- Barfus from a 1968 issue of Matilda magazine
- Born: Frieda Victoria Barfus 1892
- Died: 6 October 1968 (aged 75–76) Melbourne, Australia
- Other names: Yabinga, Barf
- Education: University of Melbourne

= Frieda Barfus =

Australian Girl Guide executive

Frieda Barfus (1892 - 6 October 1968), also known as Yabinga (Elder Sister), was an Australian Girl Guiding pioneer and executive. She volunteered with the Guide International Service (GIS) in post-war Germany and was Guider-in-charge of The Ark in London in the 1950s.

==Personal life==
She attended Brighton State School in Victoria, Australia and in 1907 earned a full scholarship for the Stott and Hoare's Business College, graduating in 1909. In 1911 she completed the Junior Public Exams at the University of Melbourne.

In the 1920s she was a teacher at Toorak College, Victoria, where she first heard about the Girl Guide movement. She also taught at Rockhampton Girls Grammar School. She eventually left her teaching career to join the Victoria Guides' headquarters.

In 1942 she joined the administration of the Australian Women's Land Army. After WWII, she was invited by the National Fitness Council to help run holiday camps as Warden-Matron for under privileged children at Point Lonsdale.

She moved to England in 1947 where she joined the Guide International Service (GIS) and was soon posted to Hanover, Germany. She was recalled to England the following year and worked at the GIS headquarters in London. When the GIS office closed in 1962, she returned to Australia.

==Girl Guides==
Barfus's early Guiding career encompassed the following roles:
- Captain of 1st Toorak College Company, one of Australia's earliest Guide companies in Toorak, Victoria in 1920
- Head of training, Victoria Girl Guides
- Secretary to head of tests and badges, Victoria
- Captain, 1st Melbourne Ranger company
- Camp advisor, Victoria Girl Guides
- Chair, Ranger committee, Victoria
- Assistant State secretary, GGA

In the 1930s, Barfus was a regular contributor to Victoria Girl Guiding's magazine, Matilda and would write regular Guiding columns for The Age, a Melbourne newspaper.

In 1935 she was sponsored by the Western Suburbs Division to travelled to Perth, Western Australia to deliver a series of training sessions and camps. While there she spoke about the Great Depression and its impact on Guiding saying, "[Guiding] has given them something to hang on to – congenial companions and in many cases the work they have learned while guiding has stood them in good stead."

She played a significant role in the development of Victoria Guide House and was awarded the Beaver "for exceptionally good service to the movement" in 1937 for her efforts.

Within the Guiding community Barfus was known as Yabinga which, according to her obituary in The Guider magazine, is Aboriginal for "elder sister". It was chosen for her at a Guide camp in 1927.

===Guide International Service (GIS)===
Barfus joined the Guide International Service (GIS) as a volunteer in 1947 after passing "a rigorous test" in Australia.
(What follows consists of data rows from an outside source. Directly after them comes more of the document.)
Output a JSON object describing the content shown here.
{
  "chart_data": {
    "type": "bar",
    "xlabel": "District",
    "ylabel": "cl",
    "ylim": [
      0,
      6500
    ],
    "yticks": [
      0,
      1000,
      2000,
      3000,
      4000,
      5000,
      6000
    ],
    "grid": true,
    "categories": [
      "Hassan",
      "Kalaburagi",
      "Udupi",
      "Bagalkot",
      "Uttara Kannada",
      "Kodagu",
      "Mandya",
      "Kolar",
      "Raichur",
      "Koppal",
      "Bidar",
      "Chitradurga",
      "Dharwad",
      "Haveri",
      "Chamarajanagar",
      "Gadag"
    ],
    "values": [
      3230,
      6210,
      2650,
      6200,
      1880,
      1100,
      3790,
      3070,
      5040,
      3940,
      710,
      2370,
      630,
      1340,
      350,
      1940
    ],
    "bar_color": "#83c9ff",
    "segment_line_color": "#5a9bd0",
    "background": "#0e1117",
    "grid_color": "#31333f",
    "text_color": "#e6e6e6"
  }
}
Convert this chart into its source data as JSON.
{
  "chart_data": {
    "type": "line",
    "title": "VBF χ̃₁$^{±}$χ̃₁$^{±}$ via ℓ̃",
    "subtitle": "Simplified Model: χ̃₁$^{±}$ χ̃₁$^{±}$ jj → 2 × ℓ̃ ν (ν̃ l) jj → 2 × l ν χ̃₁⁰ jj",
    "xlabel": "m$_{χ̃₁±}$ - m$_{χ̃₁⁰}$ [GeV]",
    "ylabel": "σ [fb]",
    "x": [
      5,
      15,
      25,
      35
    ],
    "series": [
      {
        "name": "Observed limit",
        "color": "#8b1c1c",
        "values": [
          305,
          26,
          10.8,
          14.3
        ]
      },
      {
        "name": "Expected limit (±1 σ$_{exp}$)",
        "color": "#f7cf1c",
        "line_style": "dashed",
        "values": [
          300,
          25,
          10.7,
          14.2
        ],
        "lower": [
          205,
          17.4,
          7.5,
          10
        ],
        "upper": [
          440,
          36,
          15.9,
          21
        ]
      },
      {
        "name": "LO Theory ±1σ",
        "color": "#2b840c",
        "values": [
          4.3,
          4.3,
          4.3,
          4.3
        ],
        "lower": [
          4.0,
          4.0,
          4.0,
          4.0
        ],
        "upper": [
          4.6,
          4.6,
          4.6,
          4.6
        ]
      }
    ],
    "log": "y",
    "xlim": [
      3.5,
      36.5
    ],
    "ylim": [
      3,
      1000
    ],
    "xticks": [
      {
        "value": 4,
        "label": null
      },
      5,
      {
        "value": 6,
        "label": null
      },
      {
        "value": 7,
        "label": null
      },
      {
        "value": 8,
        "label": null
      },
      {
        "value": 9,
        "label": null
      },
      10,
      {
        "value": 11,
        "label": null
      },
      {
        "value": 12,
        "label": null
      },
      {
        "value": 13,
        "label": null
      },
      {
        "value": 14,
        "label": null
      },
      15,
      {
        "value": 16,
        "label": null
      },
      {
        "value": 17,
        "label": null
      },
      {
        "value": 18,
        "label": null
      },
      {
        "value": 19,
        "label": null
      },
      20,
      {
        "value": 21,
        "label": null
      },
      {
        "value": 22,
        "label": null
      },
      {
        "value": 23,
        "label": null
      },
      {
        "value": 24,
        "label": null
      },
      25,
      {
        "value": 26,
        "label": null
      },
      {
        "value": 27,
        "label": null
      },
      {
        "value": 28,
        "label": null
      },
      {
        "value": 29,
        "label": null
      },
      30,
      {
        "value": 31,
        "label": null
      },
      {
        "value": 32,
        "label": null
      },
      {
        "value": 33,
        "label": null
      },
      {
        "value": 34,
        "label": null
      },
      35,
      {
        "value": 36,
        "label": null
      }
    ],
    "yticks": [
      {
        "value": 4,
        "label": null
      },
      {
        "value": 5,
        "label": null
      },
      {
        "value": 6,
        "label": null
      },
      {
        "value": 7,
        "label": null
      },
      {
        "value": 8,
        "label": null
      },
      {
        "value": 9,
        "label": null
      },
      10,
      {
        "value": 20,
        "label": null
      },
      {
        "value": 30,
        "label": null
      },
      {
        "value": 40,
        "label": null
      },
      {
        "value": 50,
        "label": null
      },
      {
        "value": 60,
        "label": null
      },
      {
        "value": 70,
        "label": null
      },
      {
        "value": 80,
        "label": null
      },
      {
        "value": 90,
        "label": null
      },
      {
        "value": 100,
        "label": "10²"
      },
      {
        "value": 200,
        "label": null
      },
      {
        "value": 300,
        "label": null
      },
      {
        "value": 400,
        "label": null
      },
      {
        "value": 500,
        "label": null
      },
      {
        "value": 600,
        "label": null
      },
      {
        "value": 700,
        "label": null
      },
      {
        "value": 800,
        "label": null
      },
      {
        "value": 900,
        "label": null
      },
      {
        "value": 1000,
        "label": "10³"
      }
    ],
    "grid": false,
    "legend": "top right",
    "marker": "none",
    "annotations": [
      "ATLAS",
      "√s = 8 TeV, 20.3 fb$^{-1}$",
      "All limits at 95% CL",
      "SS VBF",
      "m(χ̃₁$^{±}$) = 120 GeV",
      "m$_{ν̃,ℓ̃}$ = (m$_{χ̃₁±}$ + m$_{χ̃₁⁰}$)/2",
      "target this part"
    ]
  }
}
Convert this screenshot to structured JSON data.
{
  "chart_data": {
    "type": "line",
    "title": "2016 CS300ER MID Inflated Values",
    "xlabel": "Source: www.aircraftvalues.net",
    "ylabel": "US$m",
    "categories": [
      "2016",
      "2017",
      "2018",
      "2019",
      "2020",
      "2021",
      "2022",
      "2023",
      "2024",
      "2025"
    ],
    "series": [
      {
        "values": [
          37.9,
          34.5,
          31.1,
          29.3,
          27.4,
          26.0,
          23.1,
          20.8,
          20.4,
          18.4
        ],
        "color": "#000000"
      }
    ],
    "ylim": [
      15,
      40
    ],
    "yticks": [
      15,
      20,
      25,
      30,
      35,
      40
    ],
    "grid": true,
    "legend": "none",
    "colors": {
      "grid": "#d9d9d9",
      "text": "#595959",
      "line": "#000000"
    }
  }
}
She travelled to Germany, via England, to perform welfare work with 136 Team. She subsequently joined the GIS office in London and made frequent speeches about GIS and its work. As the relief efforts in Germany slowed down, she turned her attention to the GIS "adoption scheme". This scheme took displaced people who could not be relocated overseas because of ill health and put them in touch with "sympathisers" in the UK. Barfus created over 1,000 "adoptions", many of which were still in place at the time of her death. After the GIS disbanded in 1954 Barfus took on the task of "sorting thousands and thousands of papers" deciding which to destroy and which to archive.

===The Ark and Olave House===
When Barfus' work with GIS wound down, she was appointed Guider-in-charge at Our Ark, the first GGA world centre in London. She held this position from 1953 to 1959. During this period she oversaw The Ark's move from Palace Street to Earl's Court, where it was renamed Olave House. Once it was up and running, she retired and returned to Australia in 1962 but remained involved with the Guiding movement, as a member of the VGGSC and the Trefoil Guild, where she gave many talks about the GIS.

===Return to Australia===
After returning to Australia in 1962, she joined the Victorian Girl Guides State Council.
After Barfus died a memorial fund was established by the Australian Girl Guides Association.